The method described in 1. 15. The method of claim 14, wherein the chamber pressure is in the range of 40-75 mtorr. 16. The method of claim 14, wherein the substrate is selected from the group consisting of glass and organic polymers. 17. The method of claim 14, wherein the surface of the substrate provided in step (a) has a coating of electrically conductive metal oxide film. 18. The method of claim 17, wherein the electrically conductive metal oxide is selected from the group consisting of tin oxide and indium / tin oxide. 19. A) a first transparent substrate having a first layer of an electrically conductive metal oxide film and a second layer of an electrochromic film on its surface; b) an electrically conductive metal oxide on its surface. Film first
A second transparent substrate having a layer and a second layer of electrochromically active nitrogen-containing iridium oxide film; c) provided between and in contact with the electrochromic film and the iridium oxide film. An electrochromic article having an ion conductive layer; 20. The first and second transparent substrates are selected from the group consisting of glass and organic polymers.

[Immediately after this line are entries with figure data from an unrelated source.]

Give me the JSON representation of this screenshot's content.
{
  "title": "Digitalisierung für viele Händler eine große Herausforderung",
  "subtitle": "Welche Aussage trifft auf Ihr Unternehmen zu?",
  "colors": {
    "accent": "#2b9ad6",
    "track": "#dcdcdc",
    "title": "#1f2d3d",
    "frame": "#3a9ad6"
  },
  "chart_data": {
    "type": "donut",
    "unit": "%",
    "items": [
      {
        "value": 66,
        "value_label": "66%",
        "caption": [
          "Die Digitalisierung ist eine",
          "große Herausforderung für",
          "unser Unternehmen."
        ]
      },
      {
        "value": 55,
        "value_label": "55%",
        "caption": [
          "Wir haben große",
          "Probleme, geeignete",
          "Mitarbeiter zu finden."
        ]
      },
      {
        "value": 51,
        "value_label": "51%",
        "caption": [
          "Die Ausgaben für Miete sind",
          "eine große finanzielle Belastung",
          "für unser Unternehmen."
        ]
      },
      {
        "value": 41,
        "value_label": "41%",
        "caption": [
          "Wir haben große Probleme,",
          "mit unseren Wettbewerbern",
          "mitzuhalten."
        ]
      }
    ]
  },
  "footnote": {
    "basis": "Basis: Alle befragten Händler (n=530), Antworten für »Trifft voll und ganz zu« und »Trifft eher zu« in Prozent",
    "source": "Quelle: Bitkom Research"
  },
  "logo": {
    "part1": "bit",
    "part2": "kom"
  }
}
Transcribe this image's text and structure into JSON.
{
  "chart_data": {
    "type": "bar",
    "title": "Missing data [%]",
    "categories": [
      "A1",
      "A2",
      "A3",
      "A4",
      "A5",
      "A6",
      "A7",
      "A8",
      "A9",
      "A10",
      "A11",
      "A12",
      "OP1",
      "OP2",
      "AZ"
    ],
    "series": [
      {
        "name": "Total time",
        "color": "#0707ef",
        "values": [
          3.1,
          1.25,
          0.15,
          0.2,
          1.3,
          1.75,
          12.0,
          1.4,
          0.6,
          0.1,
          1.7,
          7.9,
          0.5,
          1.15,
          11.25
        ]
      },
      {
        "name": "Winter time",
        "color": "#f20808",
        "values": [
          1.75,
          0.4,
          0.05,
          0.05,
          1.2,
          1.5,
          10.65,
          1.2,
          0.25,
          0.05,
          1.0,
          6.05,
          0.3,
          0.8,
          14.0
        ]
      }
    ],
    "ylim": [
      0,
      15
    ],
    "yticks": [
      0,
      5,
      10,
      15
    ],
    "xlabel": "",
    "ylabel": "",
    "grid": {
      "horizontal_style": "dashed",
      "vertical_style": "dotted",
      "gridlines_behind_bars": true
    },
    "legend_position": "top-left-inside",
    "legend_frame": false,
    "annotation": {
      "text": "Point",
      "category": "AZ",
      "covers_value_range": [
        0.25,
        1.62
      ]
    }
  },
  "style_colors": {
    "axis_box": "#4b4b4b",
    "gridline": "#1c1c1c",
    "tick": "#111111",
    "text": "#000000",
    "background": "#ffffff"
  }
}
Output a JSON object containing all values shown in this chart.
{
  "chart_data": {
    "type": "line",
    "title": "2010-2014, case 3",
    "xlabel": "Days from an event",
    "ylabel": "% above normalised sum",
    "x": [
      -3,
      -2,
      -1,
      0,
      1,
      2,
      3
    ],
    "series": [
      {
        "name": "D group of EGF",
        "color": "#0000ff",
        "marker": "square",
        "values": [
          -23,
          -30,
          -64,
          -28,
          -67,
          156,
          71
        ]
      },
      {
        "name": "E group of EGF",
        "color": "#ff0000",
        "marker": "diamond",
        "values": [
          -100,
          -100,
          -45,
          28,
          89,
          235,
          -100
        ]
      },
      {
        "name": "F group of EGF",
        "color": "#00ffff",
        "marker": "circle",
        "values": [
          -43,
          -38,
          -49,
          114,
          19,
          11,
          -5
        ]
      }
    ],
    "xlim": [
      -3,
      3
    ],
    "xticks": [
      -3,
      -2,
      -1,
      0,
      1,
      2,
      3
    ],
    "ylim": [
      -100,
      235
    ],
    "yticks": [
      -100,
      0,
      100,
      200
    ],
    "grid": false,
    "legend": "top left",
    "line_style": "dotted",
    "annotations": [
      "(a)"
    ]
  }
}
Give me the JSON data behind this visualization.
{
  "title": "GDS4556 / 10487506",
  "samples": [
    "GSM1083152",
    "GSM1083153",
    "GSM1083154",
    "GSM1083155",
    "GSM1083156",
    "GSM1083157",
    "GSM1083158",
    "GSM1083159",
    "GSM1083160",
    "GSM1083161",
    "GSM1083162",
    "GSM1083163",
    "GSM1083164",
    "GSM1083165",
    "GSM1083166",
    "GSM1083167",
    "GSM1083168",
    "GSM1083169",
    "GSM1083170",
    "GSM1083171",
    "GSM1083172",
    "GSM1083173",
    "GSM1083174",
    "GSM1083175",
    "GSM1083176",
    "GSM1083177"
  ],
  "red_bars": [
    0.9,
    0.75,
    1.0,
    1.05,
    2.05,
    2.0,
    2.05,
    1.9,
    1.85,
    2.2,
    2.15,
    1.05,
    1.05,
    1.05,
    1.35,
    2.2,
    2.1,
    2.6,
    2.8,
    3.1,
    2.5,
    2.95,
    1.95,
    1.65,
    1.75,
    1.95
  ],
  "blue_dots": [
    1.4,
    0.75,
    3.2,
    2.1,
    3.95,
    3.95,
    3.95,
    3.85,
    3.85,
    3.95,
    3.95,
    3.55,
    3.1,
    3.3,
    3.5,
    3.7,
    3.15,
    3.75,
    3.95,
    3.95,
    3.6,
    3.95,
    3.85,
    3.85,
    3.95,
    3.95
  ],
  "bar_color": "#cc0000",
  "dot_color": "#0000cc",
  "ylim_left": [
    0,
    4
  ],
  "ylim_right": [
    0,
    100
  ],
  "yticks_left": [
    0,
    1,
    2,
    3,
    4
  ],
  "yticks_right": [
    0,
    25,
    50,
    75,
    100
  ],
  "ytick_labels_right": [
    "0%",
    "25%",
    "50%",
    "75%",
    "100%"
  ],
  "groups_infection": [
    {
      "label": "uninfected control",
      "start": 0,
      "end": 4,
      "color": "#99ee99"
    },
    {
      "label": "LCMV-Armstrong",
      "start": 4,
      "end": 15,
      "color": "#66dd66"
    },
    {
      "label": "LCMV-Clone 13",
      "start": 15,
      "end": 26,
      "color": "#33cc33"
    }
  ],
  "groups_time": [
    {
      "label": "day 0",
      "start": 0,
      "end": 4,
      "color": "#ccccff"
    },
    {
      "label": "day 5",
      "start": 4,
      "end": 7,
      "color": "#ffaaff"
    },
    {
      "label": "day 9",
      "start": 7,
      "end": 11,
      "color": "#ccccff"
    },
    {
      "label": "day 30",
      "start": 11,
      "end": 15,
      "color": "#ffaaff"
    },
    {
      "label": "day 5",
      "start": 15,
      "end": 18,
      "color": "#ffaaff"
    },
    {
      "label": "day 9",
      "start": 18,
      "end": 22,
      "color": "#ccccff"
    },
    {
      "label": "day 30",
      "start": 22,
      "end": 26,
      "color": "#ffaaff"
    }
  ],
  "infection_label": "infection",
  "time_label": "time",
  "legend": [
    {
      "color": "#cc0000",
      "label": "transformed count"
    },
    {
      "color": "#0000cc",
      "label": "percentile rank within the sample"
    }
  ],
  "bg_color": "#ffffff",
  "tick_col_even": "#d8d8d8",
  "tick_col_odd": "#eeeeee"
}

Item 9. 21. The article of claim 19, wherein the electrically conductive metal oxide film is selected from the group consisting of fluorine-doped tin oxide and tin-doped indium oxide. 22. The article of claim 19, wherein the electrochromic film is selected from tungsten oxide and compounds of tungsten oxide. 23. The iridium oxide film is 4
20. The article of claim 19 containing .about.12 atomic% nitrogen. 24. The iridium oxide film is 1
20. The article of claim 19 containing 2-18 atomic% nitrogen. 25. The electrically conductive metal oxide film is tin-doped iridium oxide, the electrochromic film is tungsten oxide, and the iridium oxide film contains 4-18 atomic% nitrogen. The listed supplies. 26. The article of claim 25, wherein the transparent substrate is selected from the group consisting of glass and organic polymers. 27. The transparent substrate is an organic polymer,
27. The article of claim 26, wherein an adhesion improving organic polymer primer is provided between the respective interfaces of the surface of the electrically conductive metal oxide film and the transparent substrate.